Many businesses spring from the founder’s experience of a problem and dissatisfaction with the current solution set which led to the creation of a new and superior solution.

This understanding lets them identify whether the new solution is better and how to communicate this to an audience. The founder knows the audience and how it thinks as they were originally one of the audience before they created their business, so they can put themselves in the shoes of their customers and nudge the proposition accordingly.

Defining the right customer

Properly identifying the customer is an essential step in targeting your communications and sales efforts regardless of whether your running complex retargeting or affinity campaigns on social networks or social selling via LinkedIn you need to be able to describe the customer effectively and remain within the target. Some questions to consider:

  1. Are they defined by a specific public criterion ( HR Manager, Working Mum etc)
  2. Are they likely to be in a specific area?
  3. Do they work for a specific type of business?
  4. Are they members of a specific industry or social group?
  5. Are they users of a specific social network or commercial sites that could be leveraged?

There will inevitably be some back and forth in this process especially once you choose your main communications channels, as there may not be a way to properly target based on the criteria that you have chosen. Experience will also force you to refine your choices.

For segmentation and targeting criteria to be effective, your chosen target needs to be

  1. Measurable - I.e there is readily ( cost effectively) available data on the segment you’ve picked.
  2. Actionable. The segment needs to be reachable. For example, there is little sense having an online business targeting indigenous Amazonian tribes
  3. Substantial - the target market needs to be large enough to make a sustainable and profitable business from
  4. Actionable - you need to actually deliver the solution to this market

What does the customer want?

No-one wakes up the in the morning thinking " I must go out and buy a new software tool this morning!". More likely they have a set of objectives to meet and problems to resolve and will spend time seeking the solution to those issues. This is the critical step as it defines how, where and what you will need to communicate to attract their attention and promote engagement with your sales channels.

Consider:

  • What issue is the customer trying to resolve?
  • How would the customer communicate that issue in their terms
  • Where are they going to go to seek a solution
  • How will the customers business benefit from implementing the solution
  • What other solutions exist?

Language and communications channels

Understanding how your customer speaks and what channels they value most will give you a head start in building your communications plan in a way which will directly resonate with your audience and increase engagement.

Each business and function has its own set of concepts and jargon that it uses to simplify problems and streamline communications. It has certain places that it goes for information and a certain way of asking questions. People within the industry tend to describe themselves in certain ways which are meant to communicate specific skills or experiences to others within the industry.

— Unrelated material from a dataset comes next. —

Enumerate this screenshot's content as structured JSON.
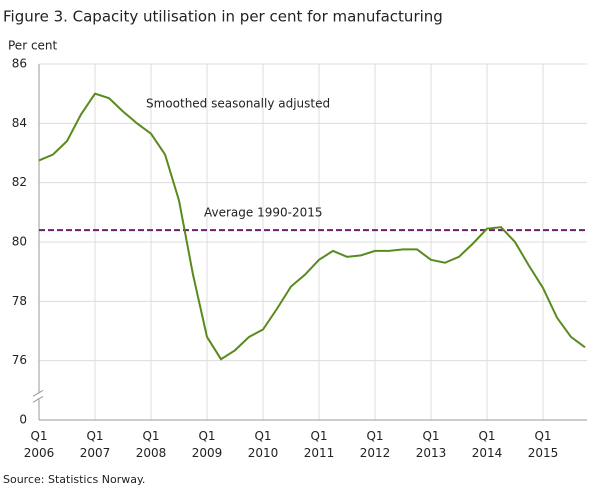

For you to be able to communicate with your target customers you need to understand the relevance of these terms and ensure that you are speaking and listening in similar terms.

Online Search

At the basic level, your customer will be searching for a solution online and will have a specific set of keywords that they will use. Without getting into the complexities of how Google and other search algorithms identify and rank pages, keywords are still an essential part of the process. If your customer is looking for “how to retain talent” and your keywords talk about “keeping staff”, chances are you’re going to miss them.

Similarly, if you’re looking for the HR manager, and everyone’s changed their title to Chief People officer, you could be missing potential customers.

What’s the problem?

You need to understand how your customers' problem is described by them so that your solution can be described in similar terms, this shows that you understand their issues and allows them to see your problem in the same context.

Where are they going for information?

Whilst Google is relatively ubiquitous, it's not the only source of information and if your target market has active forums, specific industry sites and groups or makes extensive use of Reddit or LinkedIn as the font of all knowledge, you need to be aware of this and be active on those sites.

The difference between Customers and Users

Within the B2B space, you are likely to encounter a broad range of stakeholders within the decision-making circle, with the current rule of thumb being 6.8 stakeholders involved in each decision.  In simple terms, however, there are two types to be aware of

  • User - this is the person that ultimately benefits from the solution
  • Customer - the person who makes the decision to buy.

This is an important distinction as the user may not have decision-making authority and the customer may not see the benefits you deliver, so carefully consider what to communicate to whom.